2. “You can eat this if you stop crying.”

Child looking at chocolate chip cookiesMost parents tend to relieve children’s emotional outbursts with sweet treats or favorite snacks. This can be dangerous, as it sets up the association between food and dealing with emotions.

In the case of binge eating disorders, people turn to compulsive overeating to experience a sense of comfort and relieve feelings of anxiety. When they do engage in such behaviors, they’re all the more thrown into the pit of negative emotions, feeling shameful and guilty. It’s a never-ending cycle of losing control over emotions and behaviors.

That’s why most treatment options for binge eating require changing thinking patterns to influence managing feelings and actions. The bottom line here is that you shouldn’t use food as a reward for good behavior.

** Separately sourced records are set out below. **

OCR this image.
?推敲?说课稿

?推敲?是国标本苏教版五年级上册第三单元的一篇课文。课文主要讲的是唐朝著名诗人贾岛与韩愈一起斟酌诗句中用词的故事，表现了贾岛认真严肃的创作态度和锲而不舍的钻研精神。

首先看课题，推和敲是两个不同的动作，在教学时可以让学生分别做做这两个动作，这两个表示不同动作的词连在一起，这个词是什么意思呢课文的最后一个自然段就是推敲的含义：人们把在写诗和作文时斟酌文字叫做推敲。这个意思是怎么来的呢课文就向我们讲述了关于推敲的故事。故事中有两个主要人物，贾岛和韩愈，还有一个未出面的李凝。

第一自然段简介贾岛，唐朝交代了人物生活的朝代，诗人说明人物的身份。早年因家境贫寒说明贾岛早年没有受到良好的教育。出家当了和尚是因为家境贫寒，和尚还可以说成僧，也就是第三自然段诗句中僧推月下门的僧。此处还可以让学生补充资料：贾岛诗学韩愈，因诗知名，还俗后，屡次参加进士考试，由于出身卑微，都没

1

3. “You eat this, not that.”

It’s inevitable for parents to police their kids on what they should and shouldn’t eat. They have the best intentions, of course, making children consume what’s healthy. But this can do more harm than good.

A study shows that when parents control how and what kids eat, the latter will try to take back control by refusing to eat or on the flip side, start to overeat. When moms and dads force consuming a certain type or amount of food, mealtime becomes a difficult time for children.

What you should do instead is to provide different nutritious food items on the table, give your kids freedom to choose, and then model and teach portion control.

Parents have a big role in protecting children’s health. Just with your words, they can have a completely new way of thinking about themselves and dealing with food. So, be conscious of the seemingly trivial things you say that can hurt their well-being.